Personally I think you have already given him a chance. And I think you need to protect your daughter, like you said. If it were me, I would make the same decision you have.  I'm sorry you have gone through all of that, it is quit the story. :-(

PixieZully
by on Aug. 7, 2010 at 8:59 PM

I'm with Rolis. You gave him many chances to change the situation and he just seems to be stuck in the same situation. I wouldn't want a grandpa who isn't stable for my child,it isn't safe for them or you. I say you do what your heart tells you to do sweetie. I wish you luck and I'm sorry that you have been thur a lot. Also,your husband is a total keeper. :)

scaredoflabor
by Head Admin on Aug. 8, 2010 at 2:24 PM

 Sounds like she is someone to drop all contact with as well. She may even tell your *dad* that you are pregnant. People these days are so mean and will do things to hurt others. Who knows she may one day visit you and get pics of your LO and give them to your dad. Not saying it would happen but people are crazy!

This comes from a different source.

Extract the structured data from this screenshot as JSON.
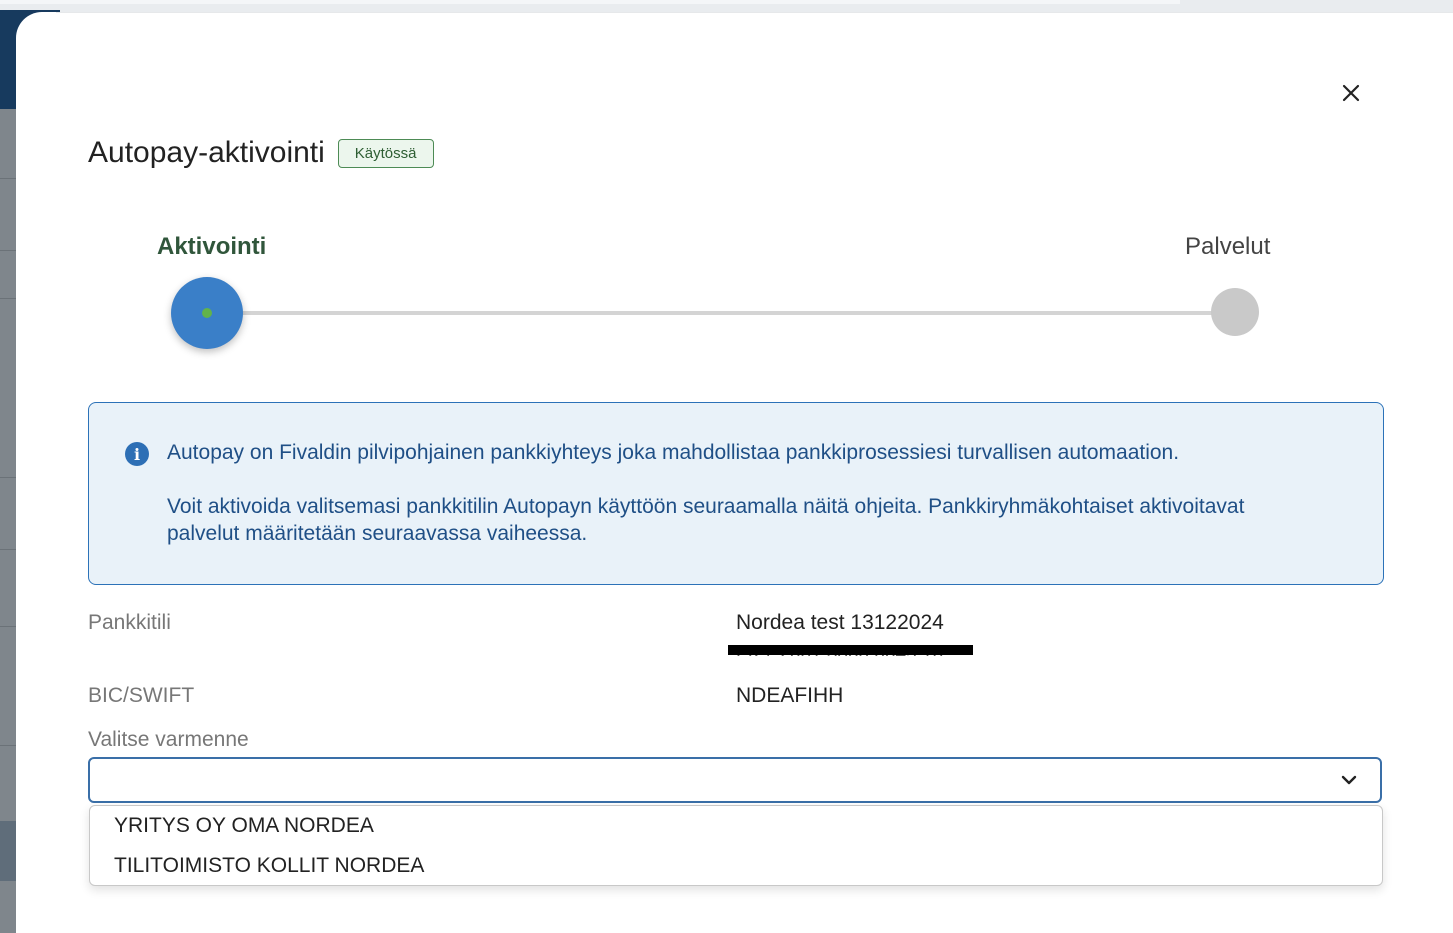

Anyways I say its not to harsh! You gave him a change. You went with him to another country and he left you there. Then came with another gf to impress her. You kicked him out of your life do NOT let him back in. He could start to think that this will be how it always is. that you will let him back in and he could start to take advantage of you. I say your better off without him!!

Gotta say you have a great husband! I wish more men were like emilio!

mygsale
by on Aug. 11, 2010 at 12:44 AM

I just want to give you a big ol hug!  WOW!  What a story.  I have no idea what to say, but I think the girls are right.  He's had his chance - more than once - and he didn't man up.  The idea that his ex left him and is now sticking up for him is puzzling. 

Your husband sounds like a great guy and he is gonna be a great dad! 

Hugs...hugs...and more hugs for you.

chelleu
by on Aug. 14, 2010 at 9:26 PM

 I think that I would do the same thing that you are doing! There is no way that I would want anything to do with him either!